Marco Tulio Aguilera Garramuño

Al haber llegado a la madurez de su vida y a la plenitud de su arte, un pintor quiso pintar cuadros que sabía estaban en sus manos y en su imaginación. Serían cuadros diferentes a todos los anteriores, semejantes sólo a sí mismos, sorprendentes de tan sencillos y con profundidades que dejarían pasmados a los espectadores. Como si en esos cuadros no estuviera representada la vida, sino el mismo significado de la vida, como si esos cuadros no fueran la representación del mundo, sino el mismo origen de todo. El pintor estuvo toda una semana ante el lienzo, con el pincel en ristre y la paleta de los colores en la mano derecha. Durante siete días llegó el anochecer sin que el pintor se atreviera a seleccionar un solo color o a aventurar un triste trazo. Finalmente decidió abandonar la empresa y consolarse con las figuraciones de la noche.

Los cuadros que habían salido de sus manos eran agradables y a todo el mundo gustaban discretamente. Pero a él no. Reconocía que en ellos faltaba algo. Llegó un momento en que comenzó a aborrecerlos. Y tomó la decisión de destruirlos. Uno a uno fue cortando paisajes como espejismos, criaturas delicadas, cielos de colores insólitos, aguas que de tan prístinas invitaban a la santidad. Pero, ay, al pintor todo aquel espectáculo de colores y formas le causaba repugnancia. Le parecía vacío e inútil. Todo lo rompió, lo hizo trizas con silenciosa indiferencia.

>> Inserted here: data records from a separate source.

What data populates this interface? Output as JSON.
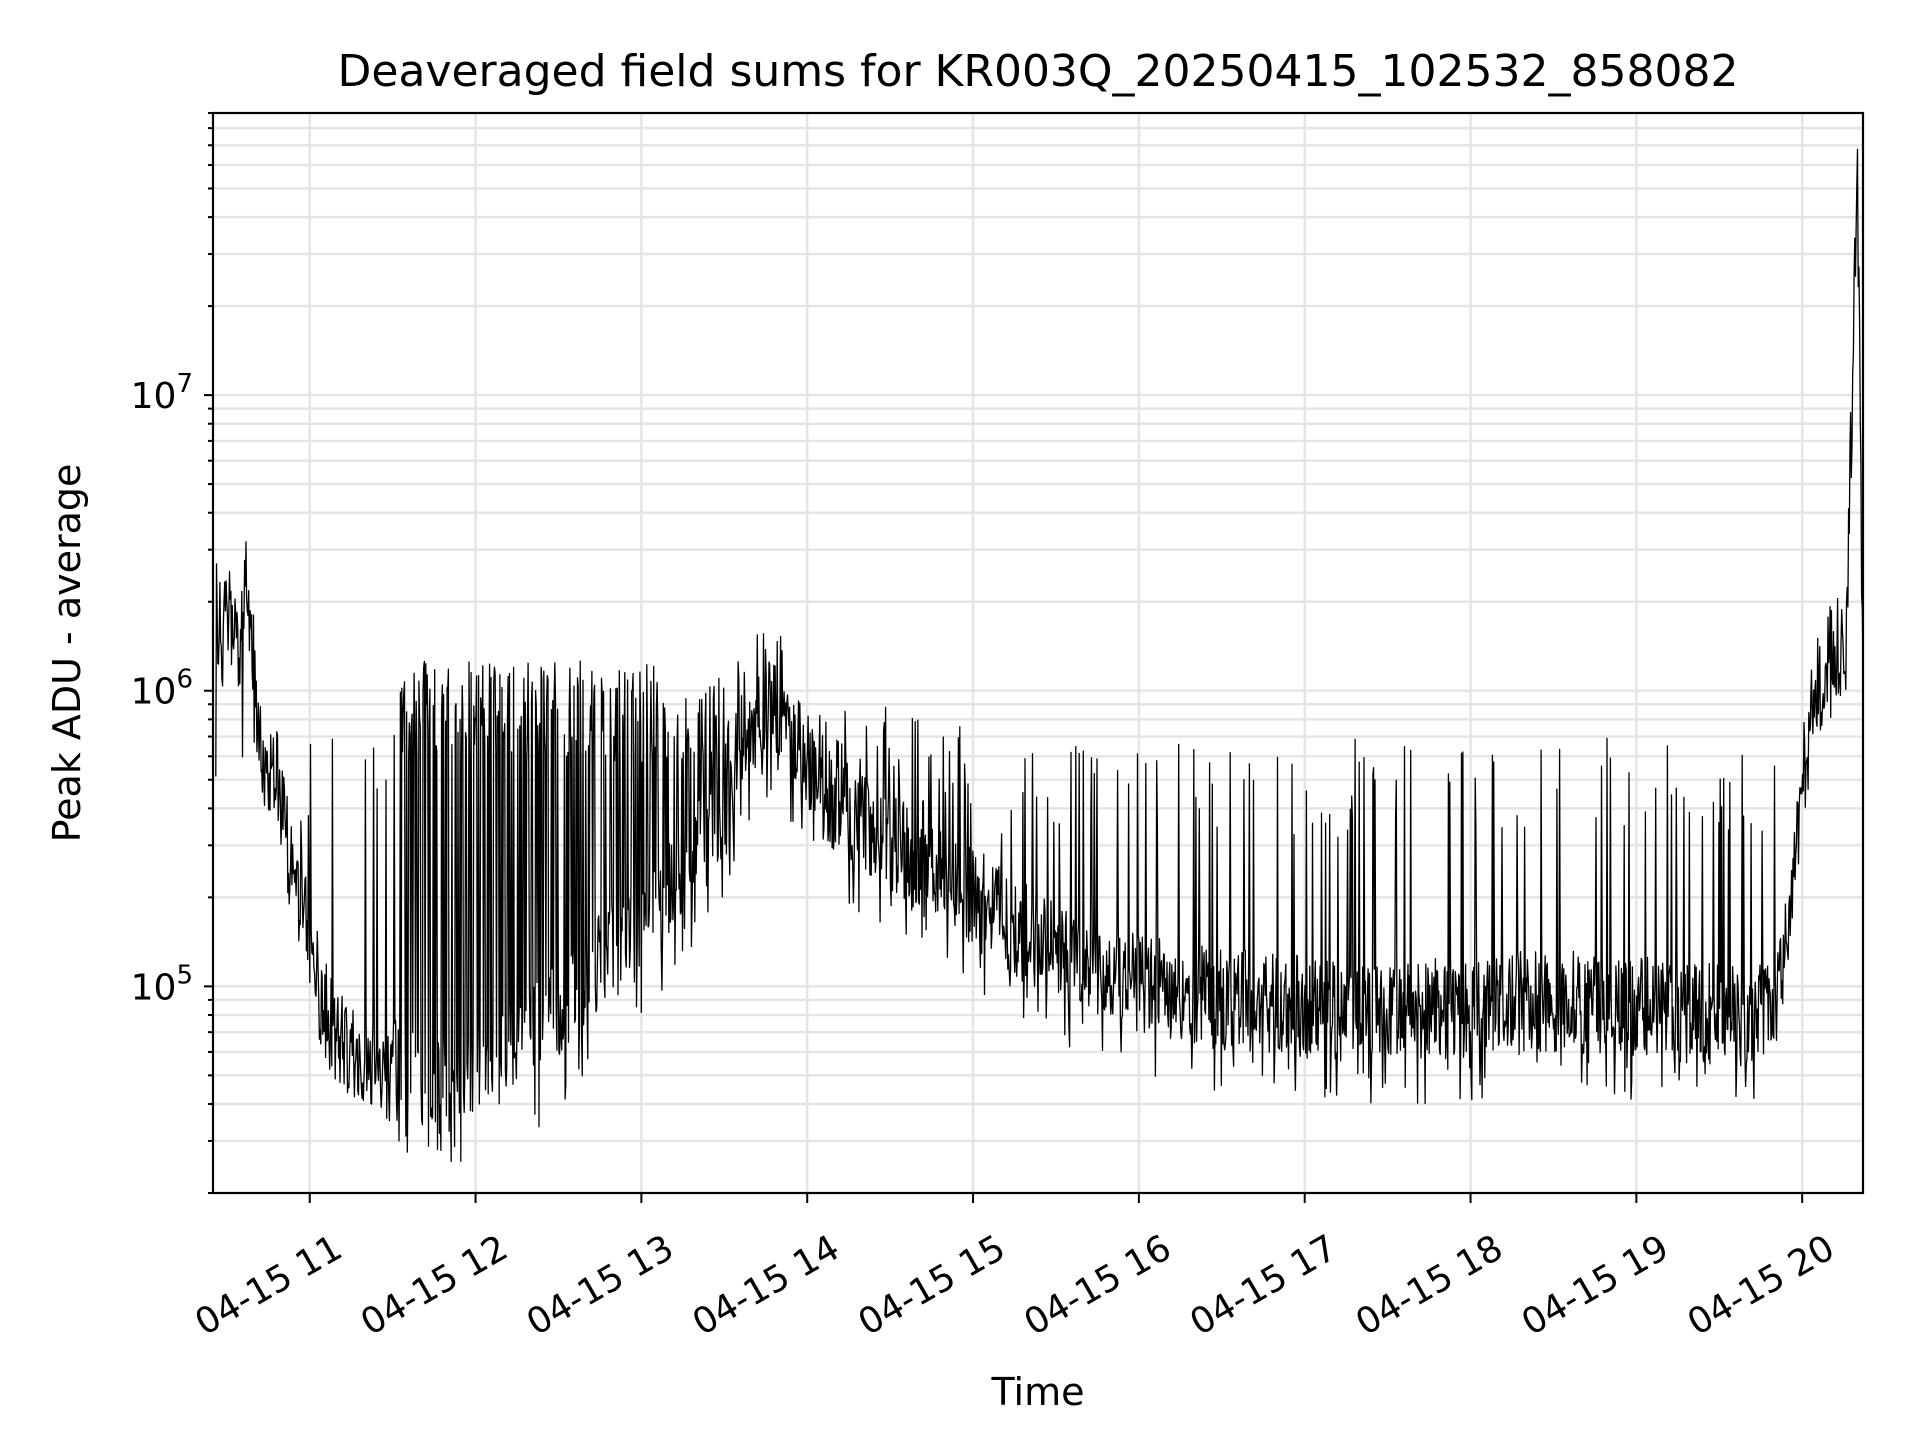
{
  "chart_data": {
    "type": "line",
    "title": "Deaveraged field sums for KR003Q_20250415_102532_858082",
    "xlabel": "Time",
    "ylabel": "Peak ADU - average",
    "x_scale": "time",
    "y_scale": "log",
    "grid": "major and minor",
    "legend": "none",
    "xlim": [
      "2025-04-15 10:25",
      "2025-04-15 20:22"
    ],
    "ylim": [
      20000,
      90000000
    ],
    "x_tick_labels": [
      "04-15 11",
      "04-15 12",
      "04-15 13",
      "04-15 14",
      "04-15 15",
      "04-15 16",
      "04-15 17",
      "04-15 18",
      "04-15 19",
      "04-15 20"
    ],
    "x_tick_times": [
      "2025-04-15 11:00",
      "2025-04-15 12:00",
      "2025-04-15 13:00",
      "2025-04-15 14:00",
      "2025-04-15 15:00",
      "2025-04-15 16:00",
      "2025-04-15 17:00",
      "2025-04-15 18:00",
      "2025-04-15 19:00",
      "2025-04-15 20:00"
    ],
    "y_ticks": [
      {
        "value": 100000,
        "base": "10",
        "exp": "5"
      },
      {
        "value": 1000000,
        "base": "10",
        "exp": "6"
      },
      {
        "value": 10000000,
        "base": "10",
        "exp": "7"
      }
    ],
    "series": [
      {
        "color": "#000000",
        "points": [
          {
            "t": "2025-04-15 10:26",
            "y": 2000000
          },
          {
            "t": "2025-04-15 10:28",
            "y": 1500000
          },
          {
            "t": "2025-04-15 10:31",
            "y": 1800000
          },
          {
            "t": "2025-04-15 10:34",
            "y": 1300000
          },
          {
            "t": "2025-04-15 10:37",
            "y": 2200000
          },
          {
            "t": "2025-04-15 10:39",
            "y": 1600000
          },
          {
            "t": "2025-04-15 10:42",
            "y": 600000
          },
          {
            "t": "2025-04-15 10:45",
            "y": 500000
          },
          {
            "t": "2025-04-15 10:48",
            "y": 550000
          },
          {
            "t": "2025-04-15 10:51",
            "y": 350000
          },
          {
            "t": "2025-04-15 10:54",
            "y": 220000
          },
          {
            "t": "2025-04-15 10:57",
            "y": 200000
          },
          {
            "t": "2025-04-15 11:00",
            "y": 150000
          },
          {
            "t": "2025-04-15 11:03",
            "y": 100000
          },
          {
            "t": "2025-04-15 11:06",
            "y": 80000
          },
          {
            "t": "2025-04-15 11:10",
            "y": 70000
          },
          {
            "t": "2025-04-15 11:15",
            "y": 60000
          },
          {
            "t": "2025-04-15 11:20",
            "y": 55000
          },
          {
            "t": "2025-04-15 11:30",
            "y": 52000
          },
          {
            "t": "2025-04-15 11:40",
            "y": 50000
          },
          {
            "t": "2025-04-15 11:50",
            "y": 52000
          },
          {
            "t": "2025-04-15 12:00",
            "y": 55000
          },
          {
            "t": "2025-04-15 12:15",
            "y": 60000
          },
          {
            "t": "2025-04-15 12:30",
            "y": 80000
          },
          {
            "t": "2025-04-15 12:45",
            "y": 120000
          },
          {
            "t": "2025-04-15 13:00",
            "y": 160000
          },
          {
            "t": "2025-04-15 13:15",
            "y": 250000
          },
          {
            "t": "2025-04-15 13:30",
            "y": 400000
          },
          {
            "t": "2025-04-15 13:45",
            "y": 900000
          },
          {
            "t": "2025-04-15 13:55",
            "y": 700000
          },
          {
            "t": "2025-04-15 14:10",
            "y": 400000
          },
          {
            "t": "2025-04-15 14:30",
            "y": 300000
          },
          {
            "t": "2025-04-15 15:00",
            "y": 200000
          },
          {
            "t": "2025-04-15 15:30",
            "y": 130000
          },
          {
            "t": "2025-04-15 16:00",
            "y": 100000
          },
          {
            "t": "2025-04-15 16:30",
            "y": 90000
          },
          {
            "t": "2025-04-15 17:00",
            "y": 85000
          },
          {
            "t": "2025-04-15 17:30",
            "y": 82000
          },
          {
            "t": "2025-04-15 18:00",
            "y": 85000
          },
          {
            "t": "2025-04-15 18:30",
            "y": 90000
          },
          {
            "t": "2025-04-15 19:00",
            "y": 85000
          },
          {
            "t": "2025-04-15 19:30",
            "y": 80000
          },
          {
            "t": "2025-04-15 19:50",
            "y": 80000
          },
          {
            "t": "2025-04-15 19:56",
            "y": 200000
          },
          {
            "t": "2025-04-15 20:00",
            "y": 500000
          },
          {
            "t": "2025-04-15 20:05",
            "y": 1000000
          },
          {
            "t": "2025-04-15 20:10",
            "y": 1300000
          },
          {
            "t": "2025-04-15 20:16",
            "y": 1500000
          },
          {
            "t": "2025-04-15 20:20",
            "y": 60000000
          },
          {
            "t": "2025-04-15 20:22",
            "y": 850000
          }
        ]
      }
    ]
  }
}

Después de destruir sus cuadros y de permanecer otro mes ante el lienzo vacío decidió hacer un viaje. Llevaría consigo apenas lo básico para sobrevivir y la tranquila certeza de que en el camino encontraría la respuesta a sus angustias. Tras varios meses de recorrer el país le tocó alojarse en un hotel en medio del bosque y del silencio más impresionante. Se acostó cansado, dispuesto a dormir. Apenas estaba vislumbrando los primeros bordes del sueño comenzó a escuchar suspiros. Ay, ay, ay, suspiraba una mujer en la habitación vecina. Conocedor del mundo, el pintor no le prestó atención al asunto. Se metió bajo las cobijas y cerró los ojos. Durmió unos instantes y luego volvió a escuchar ay, ay, ay. Se removió inquieto y regreso al sueño.

A media noche volvió a despertar. Los suspiros continuaban. Ay, ay, ay.

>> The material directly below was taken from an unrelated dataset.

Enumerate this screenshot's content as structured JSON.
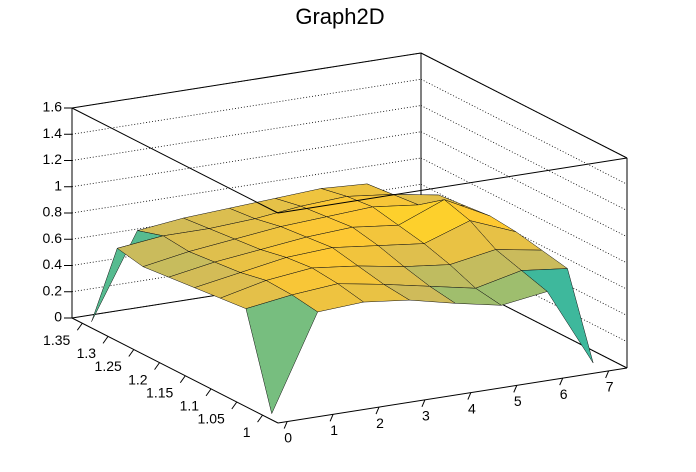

El pintor se sentó en la cama y meditó. Aquello era algo poco usual. No había sufrimiento en aquellos suspiros, tampoco pena, sino algo como un suave gozo, como una añoranza o resignación por lo que no llegaba y un doloroso deleite de sospechar que quizá llegara o quizá no.

El pintor sonrió y volvió a la cama. La vida tiene sus pequeños misterios y hay que saber respetarlos. La curiosidad puede matar el cuadro, pensó.

A las cinco de la mañana de nuevo estuvo despierto. Los suspiros seguían. Ay, ay, ay.

El pintor, casi feliz, sabiéndose irresponsable y con una arista de culpa, decidió develar el misterio. Buscó la forma de observar lo que sucedía en el cuarto vecino. Con una navajita comenzó a rascar suavemente la leve pared al mismo tiempo que los suspiros acompasados como un batallón en marcha retumbaban en la catedral del bosque. Ay, ay, ay, ráscale, ráscale, ráscale. Hasta que al fin pudo ver lo que ya había imaginado, pero no comprendido.

Tendida sobre la cama había una mujer, una mujer como cualquier otra, con sus bellezas inobjetables y sus nimios defectos, pero que tenía en su rostro una expresión de espléndida felicidad, de paz, de gozo.

Al lado de ella estaba un hombre que la acariciaba con la lengua (el hombre tenía las manos unidas tras su cuerpo, mas no atadas, en un acto de voluntad que se le antojó al observador, heroico), la acariciaba con una paciencia de gota sobre la piedra de los siglos, de ola sobre la arena, de sombra bajo el árbol, la acariciaba con trazos levísimos y lo hacía con tal minucia, que uno pensaría que no deseaba dejar nada al azar y que del trabajo de aquel hombre dependía no sólo el placer, sino la belleza y la vida de aquella criatura que yacía sobre la cama suspirando.

A la mañana siguiente el pintor decidió abandonar sus vacaciones y regresar al trabajo. Volvió a su estudio y comenzó a pintar. Pintó exactamente lo mismo que había pintado antes del paseo, pero ahora lo hizo con un esplendor asombroso.

Cuando le preguntaron su secreto, el pintor no dijo ni una sola palabra. Solamente sonrió, mientras pensaba que la vida tiene sus secretos y que hay que saber respetarlos.